Simon Miguet est d’origine haut-savoyarde. Il a grandi dans une famille d’agriculteurs, à Allonzier-la-Caille, un village en retrait de l’A41 reliant Annecy à Genève. Des vaches, il passera aux pâtes de diverses consistances, Abondance, tomme de Savoie, Reblochon, obtenant sa maîtrise française de fromager.
Tel un compagnon, il entame un tour des Alpes, met le cap sur Verbier, en Valais. Ce n’est pas la jet-set qui l’attire, mais la Raclette AOP et «son excellent Bagne 1», dont il apprendra les secrets. Il prend ensuite la route des Haudères, sur la commune d’Evolène, dans le val d’Hérens. Au programme, fabrication traditionnelle de fromage à raclette et de tommes. Le «compagnon» se perfectionne. On fait de plus mauvais choix dans la vie.
Deux fois la patrouille des glaciers
Il profite des montagnes valaisannes pour s’adonner à son autre passion, le ski. «J’ai fait deux fois la patrouille des glaciers, dont une que je n’ai pas terminée.» Pas vantard, en plus.

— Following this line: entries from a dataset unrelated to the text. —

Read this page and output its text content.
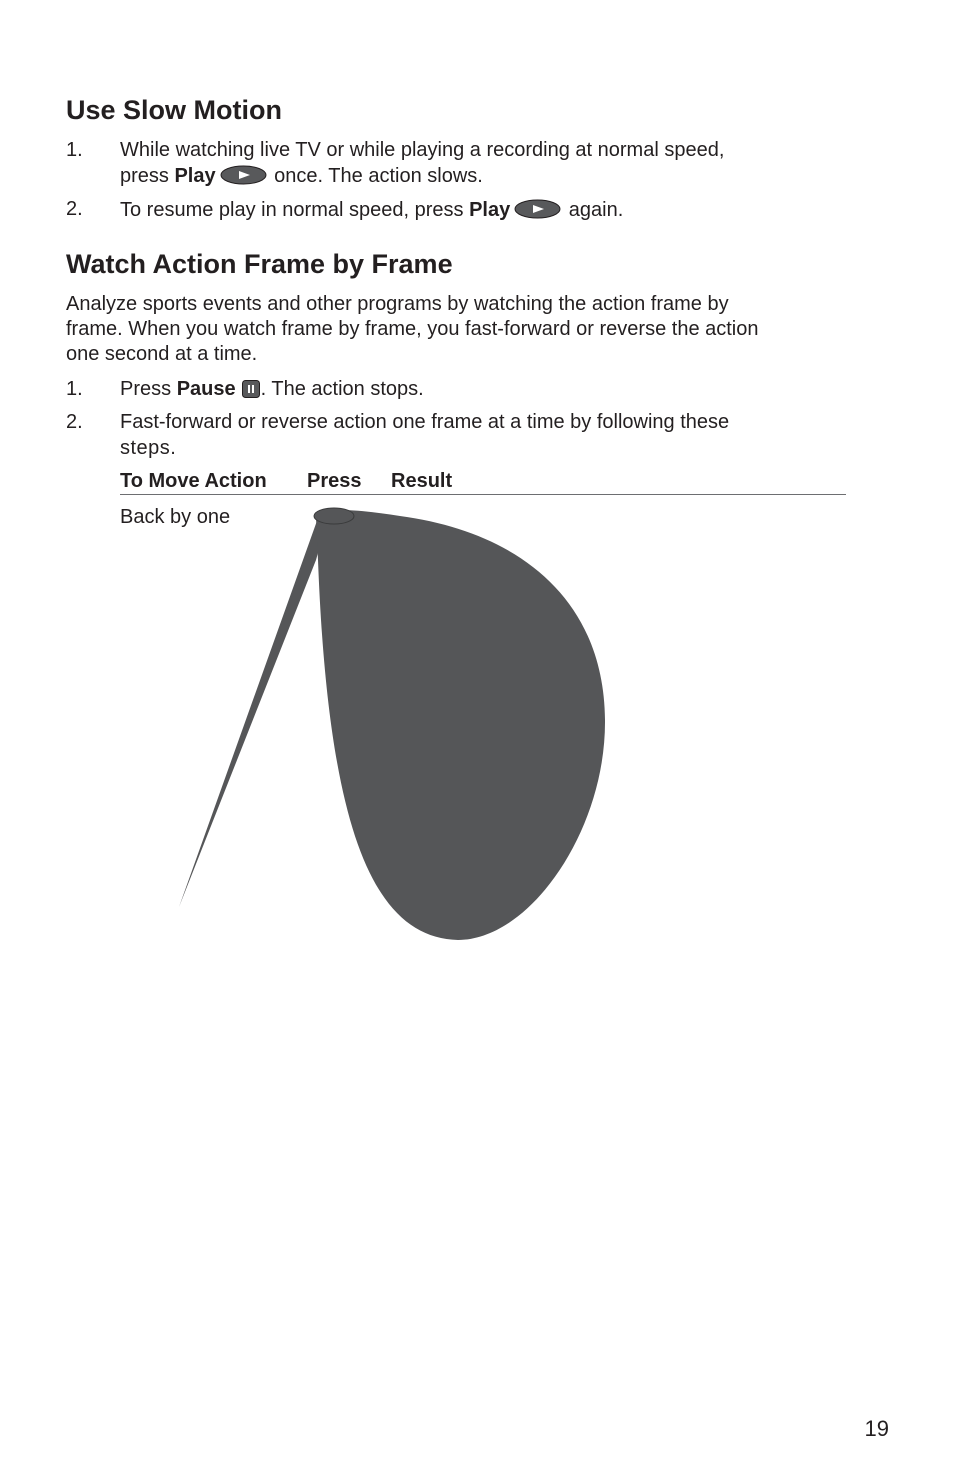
Use Slow Motion
1. While watching live TV or while playing a recording at normal speed,
press Play	once. The action slows.
2. To resume play in normal speed, press Play	again.
Watch Action Frame by Frame
Analyze sports events and other programs by watching the action frame by
frame. When you watch frame by frame, you fast-forward or reverse the action
one second at a time.
1. Press Pause . The action stops.
2. Fast-forward or reverse action one frame at a time by following these
steps.
To Move Action Press Result
Back by one
19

Sa fromagerie produit environ 200 tonnes de gruyère AOP par an, «à raison de 15 à 22 pièces par jour», dit-il, sachant qu’il faut 380 à 390 kilos de lait (on compte en kilos et non pas en litres) pour fabriquer une meule. Les meules de gruyère – rien que du lait cru, la «religion» du patron, conforme au cahier des charges – séjournent trois mois sur les planches d'épicéa des caves de La Fromagerie de La Côte-aux-Fées avant de prendre la direction de Margot Fromages à Yverdon pour l’affinage final: 6 mois en tout pour le doux, 8 à 9 mois pour le mi-salé et dès 10 mois pour le salé. A quoi s’ajoute un 18 mois bien corsé pour les plus hardis et des spécialités comme le Val’ des Fées aux herbes primé à Tours.
Au téléphone, Anthony Margot, l'affineur d'Yverdon présent au mondial de Tours, est aux anges.
Dès l'annonce de la victoire, mardi, les appels d'importateurs ont afflué, dit-il. «J'en ai reçu de Russie, de France, d'Espagne, d'Allemagne et même des Etats-Unis, malgré les taxes douanières à 39%. Tous voulaient leur part du Gruyère AOP Vieux victorieux. C'est une très bonne publicité pour le Gruyère AOP, dont 13% de la production partent à l'exportation.»
Comme tout est tranquille ce jeudi en fin de matinée à La Côte-aux-Fées, le marketing fait nom – «fées» ne renvoie pas aux personnages des contes et légendes, mais à un mot de vieux français, «fayes», qui voulait dire «brebis», comme celle qu'on trouve sur les armoires du village.
En 2026, la commune fêtera ses 200 ans. Elle comptera un champion du monde. Ce couple de retraités arrivant tout exprès du Val-de-Travers situé en contrebas est «fier» de cette distinction qui rejaillit sur la région. Il achète «500 grammes» du fromage vainqueur, demandant à Martin, l'un des deux salariés de Simon Miguet, de l'emballer «sous-vide».
Cette dame vient en voisine se procurer, elle aussi, un morceau de la star. «Non seulement leurs fromages sont très bons, mais en plus, toute l’équipe est très sympathique», dit-elle, indiquant partir ce week-end chez des amis en Valais avec son nectar en poche – «ils ne vont pas aimer ça», ajoute-t-elle dans un clin d’œil.
«Maintenant que t’as la grosse tête...»
Dans l’excitation du moment, Simon Miguet ne retrouve pas ses clés de voiture. Les voici enfin. Il s'en va suivre des cours dans le canton de Fribourg. Des cours en vue d’obtenir son diplôme suisse de maître fromager. A peine en route, il croise le car postal qui relie La Côte-aux-Fées à Buttes, le village situé à l’extrémité ouest du Val-de-Travers. «Maintenant que t’as la grosse tête, tu ne t’arrêtes plus au feu rouge», le charrie le chauffeur du car postal, vitre baissée. «C’est le président de commune», explique Simon Miguet. On l'avait compris, ici, on fait des meules. Pas des melons.